Droxypropine belongs to the cough suppressant.

Letosteine is an expectorant. It dissolves bronchial mucus and reduces respiratory inflammation symptoms. Letosteine and ambroxol hydrochloride provided equivalent efficacy and safety in the treatment of sputum thickening and expectoration difficulty due to either acute or chronic respiratory diseases. Treatment with letosteine leads to a significant increase in the rate of regression of thoracic symptomatology and a faster, more substantial reduction in fever in children suffering from acute bronchitis. Letosteine had antioxidant activity. It may have a therapeutic application in preventing oxidative tissue injury damage induced by the respiratory burst. In a series of 37 patients, two experienced gastralgia and vomiting, severe enough to stop therapy. In another series of 40 patients, five had gastralgia and nausea, requiring withdrawal of therapy in three.

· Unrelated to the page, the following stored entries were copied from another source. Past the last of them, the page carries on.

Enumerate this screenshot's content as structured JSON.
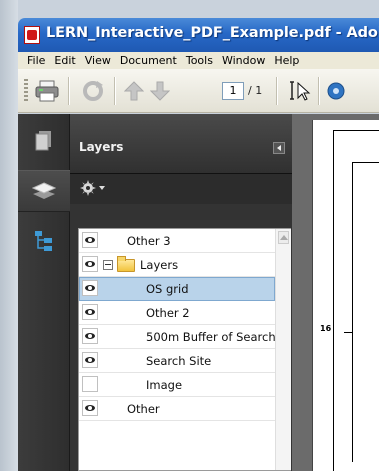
{
  "window": {
    "title": "LERN_Interactive_PDF_Example.pdf - Adobe R"
  },
  "menubar": {
    "items": [
      "File",
      "Edit",
      "View",
      "Document",
      "Tools",
      "Window",
      "Help"
    ]
  },
  "toolbar": {
    "page_current": "1",
    "page_total": "/ 1"
  },
  "layers_panel": {
    "title": "Layers",
    "layers": [
      {
        "label": "Other 3",
        "visible": true
      },
      {
        "label": "Layers",
        "visible": true,
        "expanded": true,
        "is_group": true
      },
      {
        "label": "OS grid",
        "visible": true,
        "selected": true
      },
      {
        "label": "Other 2",
        "visible": true
      },
      {
        "label": "500m Buffer of Search",
        "visible": true
      },
      {
        "label": "Search Site",
        "visible": true
      },
      {
        "label": "Image",
        "visible": false
      },
      {
        "label": "Other",
        "visible": true
      }
    ]
  },
  "document": {
    "tick_label": "16"
  },
  "icons": [
    "pdf-icon",
    "printer-icon",
    "refresh-icon",
    "up-arrow-icon",
    "down-arrow-icon",
    "select-cursor-icon",
    "pages-icon",
    "layers-icon",
    "tree-icon",
    "gear-icon",
    "eye-icon",
    "folder-icon"
  ]
}
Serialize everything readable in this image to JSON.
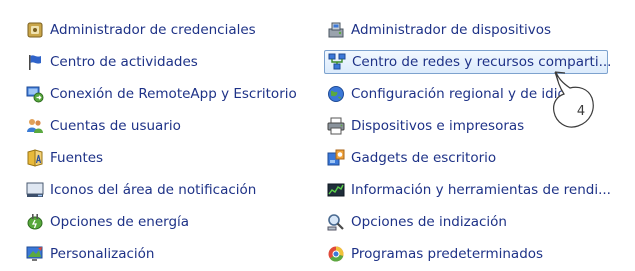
{
  "left_items": [
    {
      "label": "Administrador de credenciales",
      "icon": "credential-manager-icon"
    },
    {
      "label": "Centro de actividades",
      "icon": "flag-icon"
    },
    {
      "label": "Conexión de RemoteApp y Escritorio",
      "icon": "remote-desktop-icon"
    },
    {
      "label": "Cuentas de usuario",
      "icon": "users-icon"
    },
    {
      "label": "Fuentes",
      "icon": "fonts-icon"
    },
    {
      "label": "Iconos del área de notificación",
      "icon": "notification-area-icon"
    },
    {
      "label": "Opciones de energía",
      "icon": "power-options-icon"
    },
    {
      "label": "Personalización",
      "icon": "personalization-icon"
    }
  ],
  "right_items": [
    {
      "label": "Administrador de dispositivos",
      "icon": "device-manager-icon"
    },
    {
      "label": "Centro de redes y recursos comparti...",
      "icon": "network-center-icon",
      "highlighted": true
    },
    {
      "label": "Configuración regional y de idioma",
      "icon": "region-language-icon"
    },
    {
      "label": "Dispositivos e impresoras",
      "icon": "printer-icon"
    },
    {
      "label": "Gadgets de escritorio",
      "icon": "gadgets-icon"
    },
    {
      "label": "Información y herramientas de rendi...",
      "icon": "performance-icon"
    },
    {
      "label": "Opciones de indización",
      "icon": "indexing-icon"
    },
    {
      "label": "Programas predeterminados",
      "icon": "default-programs-icon"
    }
  ],
  "callout": {
    "number": "4"
  },
  "colors": {
    "link": "#1e3287",
    "highlight_border": "#7da2ce"
  }
}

Levoverbenone or (1S)-(−)-Verbenone is an enantiomer of verbenone, a bicyclic monoterpene ketone, naturally occurring in insect pheromones, and in certain plant essential oils. It exerts acaricidal activity against Dermatophagoides spp. and Tyrophagus putrescentiae. In addition it acts as an anticolvunsant in rodent models. Levoverbenone is expected to be an expectorant.

Thebacon (dihydrocodeinone enol acetate, trade name Acedicon) is semisynthetic opioid analgetic and antitussive compound. Boehringer-Ingelheim merketed Acedicon for the treatment of cough. Thebacon is a Schedule I drug, that has not got approved use in US.

Acetyldihydrocodeine, a narcotic opiate derivative that was used in Germany as an analgesic. This drug has never been marketed in the USA.

Meprotixol is a thiaxanthene derivative. Meprotixol revealed a potent antitussive activity. It has slight central depressive effect. Meprotixol reduces the spontaneous motor activity of mice, but its potency is negligible in comparison with those of neuroleptics such as chlorpromazine and chlorprothixene. Meprotixol in suitable doses reduces the quantity of barbiturate required to secure anesthesia. Meprotixol showed a potent broncho-spasmolytic effect against 5-hydroxytryptamine spasms in guinea pigs. This compound has a marked inhibitory effect against various forms of edema and exudation in the granuloma pouch, though the inhibition of granuloma formation was only slight. Phenylbutazone seemed to be more effective than meprotixol in the treatment of rheumatic disease.

Tipepidine (INN) also known as tipepidine hibenzate (JAN), is a synthetic, non-opioid antitussive and expectorant of the thiambutene class. The drug was discovered in the 1950s, and was developed in Japan in 1959. It is used as the hibenzate and citrate salts. The safety of tipepidine in children and adults has already been established. It is reported that tipepidine inhibits G-protein-coupled inwardly rectifying potassium (GIRK)-channel currents. The inhibition of GIRK channels by tipepidine is expected to modulate the level of monoamines in the brain. Tipepidine can improve attention deficit/hyperactivity disorder (ADHD) symptoms by modulating monoaminergic neurotransmission through the inhibition of GIRK channels. Tipepidine also is being investigated in depression, obsessive-compulsive disorder, and attention-deficit hyperactivity disorder (ADHD). As it acts on the central nervous system, overdose can cause altered mental status and other neurological symptoms; however, there have been few reports of tipepidine intoxication, including six cases in children and no cases in adults.